WASHINGTON - The U.S. air safety agency Monday confirmed that the air traffic control system surrounding Los Angeles was shut down last week after data from a U-2 spy plane’s flight plan scrambled the system’s software.
In a statement, the Federal Aviation Administration said its software at an air traffic control facility north of Los Angeles ‘experienced problems while processing a flight plan filed for a U-2 aircraft that operates at very high altitudes under visual flight rules.’  A backup system was employed Wednesday afternoon to help guide  flights already in the air , though hundreds of planes scheduled  to fly to and from regional airports in Southern California and  Las Vegas were affected, according to NBC News. The U-2 plane , a Cold War relic, flies at around 60,000 feet, but the FAA said a  computer misjudged its altitude and tried to reroute the plane to 10,000 feet. ‘The computer system interpreted the flight as a more typical low altitude operation, and began processing it for a route below  10,000 feet,’ the FAA said.
‘The extensive number of routings that would have been required to de-conflict the aircraft with lower-altitude flights,’ said the FAA, ‘used a large amount of available memory and interrupted the computer’s other flight-processing functions.’ The spy plane’s altitude and route apparently overloaded a computer system called ERAM, which generates display data for air-traffic controllers. Back-up computer systems also failed. The plane is the same type of aircraft that flew high-altitude spy missions over Russia (then the Soviet Union) 50 years ago and more recently Afghanistan.

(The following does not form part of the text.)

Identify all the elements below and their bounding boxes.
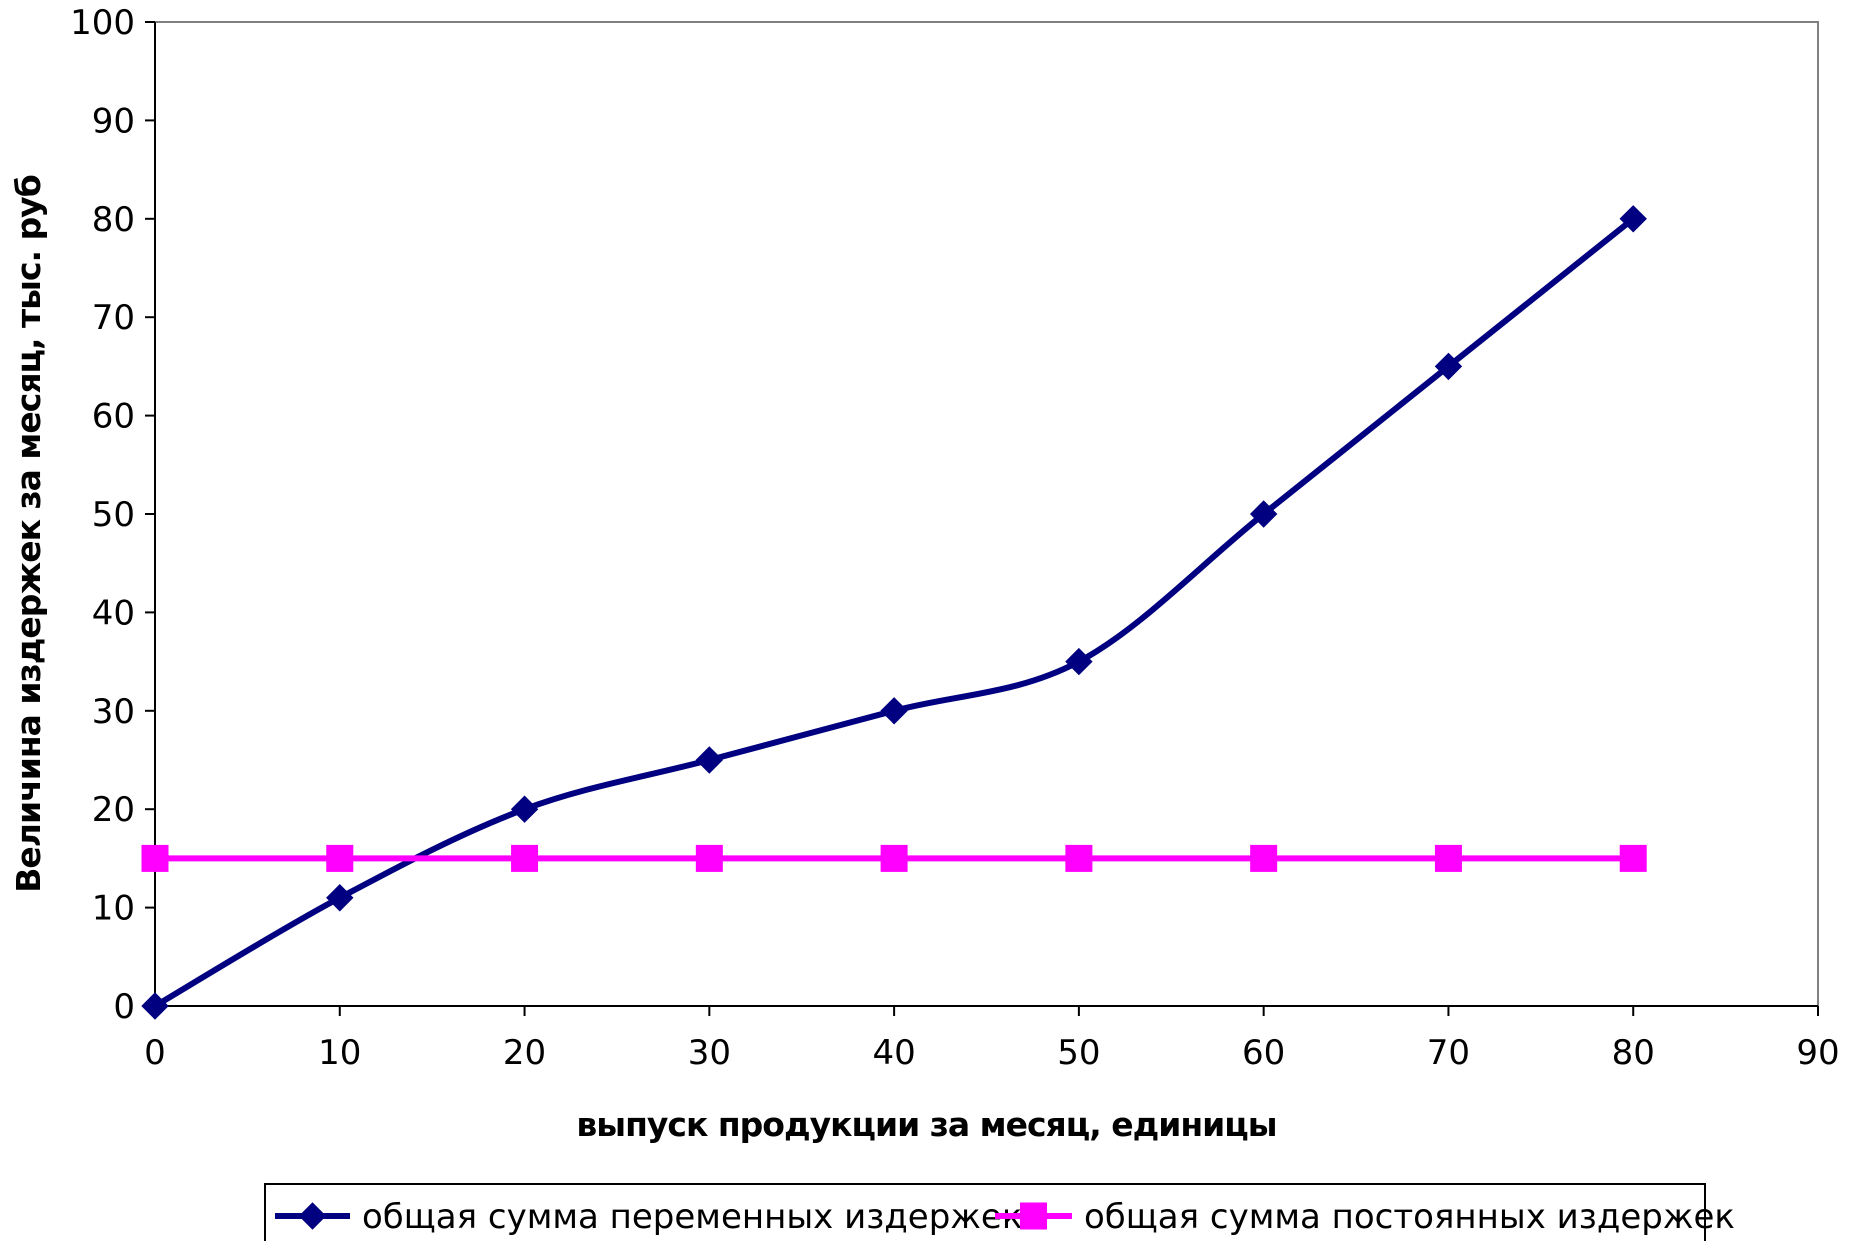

The FAA said that it was 'investigating a flight-plan processing issue' at the L.A. Air Route Traffic Control Center. A U-2 plane was involved in an international diplomatic crisis in May 1960 when the Soviet Union shot down an American U-2 spy plane in Soviet air space and captured its pilot, Francis Gary Powers. The plane had taken off from Peshawar, and drew a sharp warning from Soviet Premier Nikita Khrushchev that Moscow might bomb the Pakistani city.